Quand bien même il est peut-être considéré comme le film le plus accessible, dans le sens hollywoodien du terme, de son auteur, Elephant Man n'en demeure pas moins une oeuvre purement lynchienne.
La beauté plastique et le soin apporté à la reconstitution de l'Angleterre victorienne, laquelle doit beaucoup à la photo en noir et blanc du vétéran Freddie Francis, l'attirance pour les marginaux et en corollaire cet hommage évident au Freaks de Tod Browning, sans oublier certains plans oniriques portent ainsi l'incontestable griffe de David Lynch. Le réalisateur, dont il ne s'agit que du deuxième film après Eraserhead, fait déjà montre d'une maîtrise technique impressionnante. Mais, s'inspirant de l'histoire véritable de John Merrick, le film tire avant  tout sa force de son portrait extrêmement pessimiste et sans fard d'une société qui instrumentalise la difformité du personnage, que ce soit Bytes, le montreur de foire, ou le docteur Treves qui l'offre en spectacle non plus aux badauds mais à d'autres médecins tout d'abord puis à la bonne société londonienne qu'attire une morbide et malsaine curiosité.  Passant de la cruauté aux larmes, Elephant Man repose également sur une interprétation très juste, anglaise oblige, de John Hurt à Anthony Hopkins, qui prouve qu'il n'est jamais aussi bon que dans la retenue, de John Gielgud à Wendy Hiller.

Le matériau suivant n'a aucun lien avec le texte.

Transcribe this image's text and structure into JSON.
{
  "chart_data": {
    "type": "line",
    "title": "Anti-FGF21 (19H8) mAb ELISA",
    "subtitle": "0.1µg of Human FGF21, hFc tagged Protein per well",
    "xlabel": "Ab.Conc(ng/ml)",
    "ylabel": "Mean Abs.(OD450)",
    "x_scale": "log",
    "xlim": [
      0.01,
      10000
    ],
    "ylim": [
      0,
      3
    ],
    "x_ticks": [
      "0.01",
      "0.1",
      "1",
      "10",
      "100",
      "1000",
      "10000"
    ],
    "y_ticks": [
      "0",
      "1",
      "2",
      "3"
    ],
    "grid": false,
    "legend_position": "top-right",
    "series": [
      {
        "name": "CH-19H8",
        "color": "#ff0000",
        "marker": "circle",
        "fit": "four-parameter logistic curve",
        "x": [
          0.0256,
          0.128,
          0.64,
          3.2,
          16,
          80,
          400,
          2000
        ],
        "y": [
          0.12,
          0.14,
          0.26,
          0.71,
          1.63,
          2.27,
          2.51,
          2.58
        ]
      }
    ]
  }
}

Michael Cimino | La porte du paradis (1980)


En quelques mots :  Loin d'être le chef-d'oeuvre présenté par certains, qui parfois ne l'ont même pas vu, La porte du paradis demeure avant tout un grand film malade, à la fois vaste fresque hollywoodienne et film d'auteur, pouvant être virtuose et baroque d'un côté, sentimental et creux de l'autre. Si son affiche est un clin d'oeil évident à Autant en emporte le vent, ce troisième long-métrage de Cimino en est bien entendu l'antithèse, western crépusculaire qui ne se contente pas de démythifier l'Ouest comme il est alors de bon ton de le faire mais brosse une image sans concession de la conquête de l'Ouest où il n'est plus question de l'homme blanc contre les Indiens mais des riches contre les pauvres, des Anglais contre des pauvres hères venus d'Europe de l'Est. C'est l'âme du peuple américain qui attaqué par ce film, d'où son échec, le public refusant le reflet que le cinéaste lui tendait. Pourtant, aujourd'hui, l'actualité lui confère un écho glaçant. Et pour une fois, la version longue, celle qui se rapproche le plus de l'ambition d'origine, se justifie tant la version courte sortie en salle en 1981, possède un goût d'inachevé, attaquée dans son ampleur par des coups de ciseaux imposés...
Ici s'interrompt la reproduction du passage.